Dear Colleagues,

Every successful engineering career involves troubleshooting and fixing at some time. Perhaps mainly remedying your colleague’s mistakes? The trick, I believe, is to keep your mind completely open when tackling the problem - to avoid pre-conceived ideas, as these can throw you off track.

The suggested steps for general engineering troubleshooting are as follows:

1. Identify the exact issue
When someone reports a problem to you; you can bet your bottom dollar this may not be the actual problem. When seen through the eyes of a user the report of the situation may not reflect engineering reality. Ensure you get a careful explanation and if possible a demonstration of the problem. It is your job to ascertain what the real problem is in real engineering terms. Often a problem presents intermittently. Don’t walk away from it, however, presuming it has gone forever – it hasn’t.

Recently, when trying to tune a process control loop, which the operators had complained was sluggish, I unwittingly found that I was actually dealing with high frequency signals (an aliasing problem) - it wasn’t a tuning problem, after all, but a filtering one.

2. Reproduce the problem
It is best to reproduce the problem where possible. You can then observe the full sequence of events, view the error messages and analyse other variables that may be affecting it.

3. Localise, isolate and home in
Now you have to zone in on the equipment or software module that is responsible for the problem. The trick is to zone in on the precise element causing the problem. Penetrate the thicket of equipment and find the precise element. Remember that seemingly unrelated elements can cause problems. It is also vitally important to identify exactly what happened before the problem occurred - was a card changed out and the IP address not updated on the server?

4. Make a Plan
Ensure that you assess what is required carefully. As one of my regular correspondents remarked: Beware the Law of unexpected consequences. The process of fixing something may cause other unexpected problems (a colleague of mine located and remedied severe harmonic problems in a plant network, but blew up three of my precious variable speed drives with overvoltage). When going through your plan, step-by-step, to best remedy the problem, you may find other issues appear that you hadn’t considered.

5. Trace your steps
Ensure that when you fix the problem, you know exactly what you have done in case you need to retrace your steps later to put the equipment back into its original state.

6. Test and retest
Test and retest over a period of time before accepting that the problem has been fixed. If there is any doubt about whether the problem has been fixed or not, there is no doubt. It is, most probably, still a problem.
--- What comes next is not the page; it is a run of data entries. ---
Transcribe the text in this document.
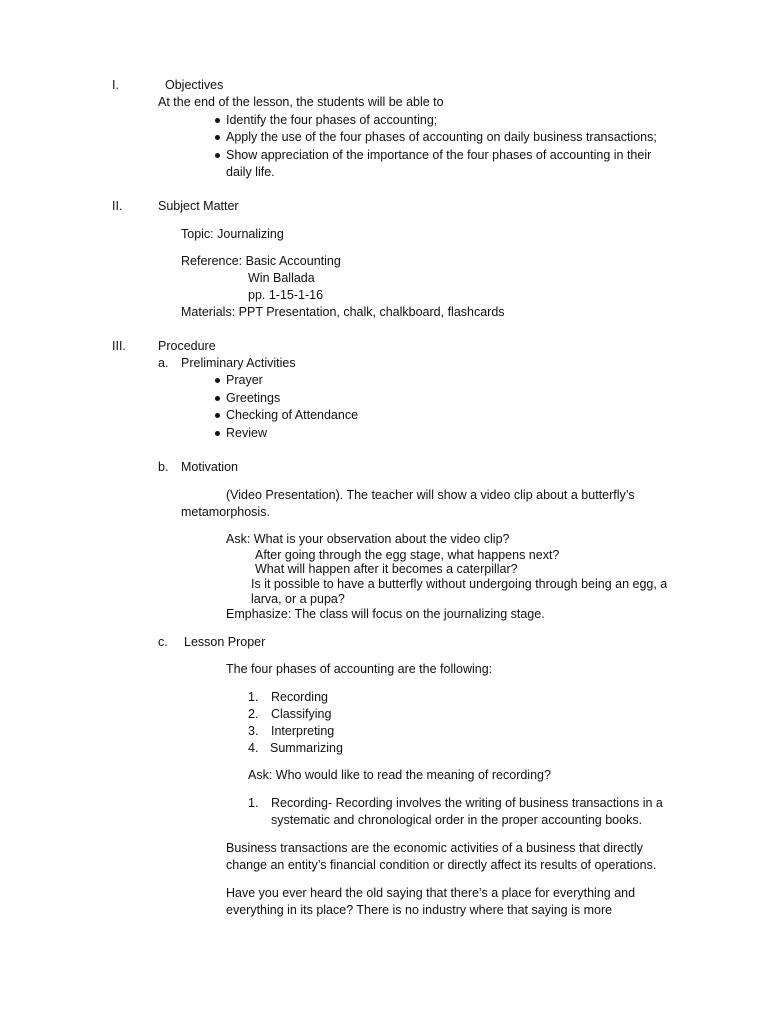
I.	Objectives
At the end of the lesson, the students will be able to
Identify the four phases of accounting;
Apply the use of the four phases of accounting on daily business transactions;
Show appreciation of the importance of the four phases of accounting in their
daily life.
II.	Subject Matter
Topic: Journalizing
Reference: Basic Accounting
Win Ballada
pp. 1-15-1-16
Materials: PPT Presentation, chalk, chalkboard, flashcards
III.	Procedure
a. Preliminary Activities
Prayer
Greetings
Checking of Attendance
Review
b. Motivation
(Video Presentation). The teacher will show a video clip about a butterfly’s
metamorphosis.
Ask: What is your observation about the video clip?
After going through the egg stage, what happens next?
What will happen after it becomes a caterpillar?
Is it possible to have a butterfly without undergoing through being an egg, a
larva, or a pupa?
Emphasize: The class will focus on the journalizing stage.
c. Lesson Proper
The four phases of accounting are the following:
1. Recording
2. Classifying
3. Interpreting
4. Summarizing
Ask: Who would like to read the meaning of recording?
1. Recording- Recording involves the writing of business transactions in a
systematic and chronological order in the proper accounting books.
Business transactions are the economic activities of a business that directly
change an entity’s financial condition or directly affect its results of operations.
Have you ever heard the old saying that there’s a place for everything and
everything in its place? There is no industry where that saying is more
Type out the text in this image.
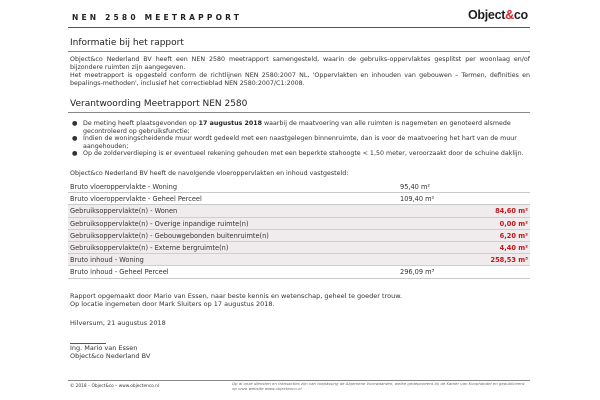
NEN 2580 MEETRAPPORT	Object&co
Informatie bij het rapport
Object&co Nederland BV heeft een NEN 2580 meetrapport samengesteld, waarin de gebruiks-oppervlaktes gesplitst per woonlaag en/of bijzondere ruimten zijn aangegeven.
Het meetrapport is opgesteld conform de richtlijnen NEN 2580:2007 NL, 'Oppervlakten en inhouden van gebouwen – Termen, definities en bepalings-methoden', inclusief het correctieblad NEN 2580:2007/C1:2008.
Verantwoording Meetrapport NEN 2580
● De meting heeft plaatsgevonden op 17 augustus 2018 waarbij de maatvoering van alle ruimten is nagemeten en genoteerd alsmede gecontroleerd op gebruiksfunctie;
● Indien de woningscheidende muur wordt gedeeld met een naastgelegen binnenruimte, dan is voor de maatvoering het hart van de muur aangehouden;
● Op de zolderverdieping is er eventueel rekening gehouden met een beperkte stahoogte < 1,50 meter, veroorzaakt door de schuine daklijn.
Object&co Nederland BV heeft de navolgende vloeroppervlakten en inhoud vastgesteld:
Bruto vloeroppervlakte - Woning	95,40 m²
Bruto vloeroppervlakte - Geheel Perceel	109,40 m²
Gebruiksoppervlakte(n) - Wonen	84,60 m²
Gebruiksoppervlakte(n) - Overige inpandige ruimte(n)	0,00 m²
Gebruiksoppervlakte(n) - Gebouwgebonden buitenruimte(n)	6,20 m²
Gebruiksoppervlakte(n) - Externe bergruimte(n)	4,40 m²
Bruto inhoud - Woning	258,53 m³
Bruto inhoud - Geheel Perceel	296,09 m³
Rapport opgemaakt door Mario van Essen, naar beste kennis en wetenschap, geheel te goeder trouw.
Op locatie ingemeten door Mark Sluiters op 17 augustus 2018.
Hilversum, 21 augustus 2018
Ing. Mario van Essen
Object&co Nederland BV
© 2018 – Object&co – www.objectenco.nl
Op al onze diensten en transacties zijn van toepassing de Algemene Voorwaarden, welke gedeponeerd bij de Kamer van Koophandel en gepubliceerd op onze website www.objectenco.nl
7. Document for an absolute moron
People who come after you may not be aware of what you have done and how you have solved the problem. The problem may reappear or something similar may happen to another piece of equipment. So - document for someone who may have no knowledge of what you have done.

8. Communicate with the client or user
Often the user is not convinced the problem has been fixed. Your job is to ensure you communicate honestly; what you have done and why the problem has been fixed. Don’t treat the user as a complete idiot, but as a real partner in operating your facility. This is important for your credibility (and for the engineering profession).

I like Anthony J. D'Angelo’s take on fixing things: ‘Become a fixer, not just a fixture’.

Yours in engineering learning

Steve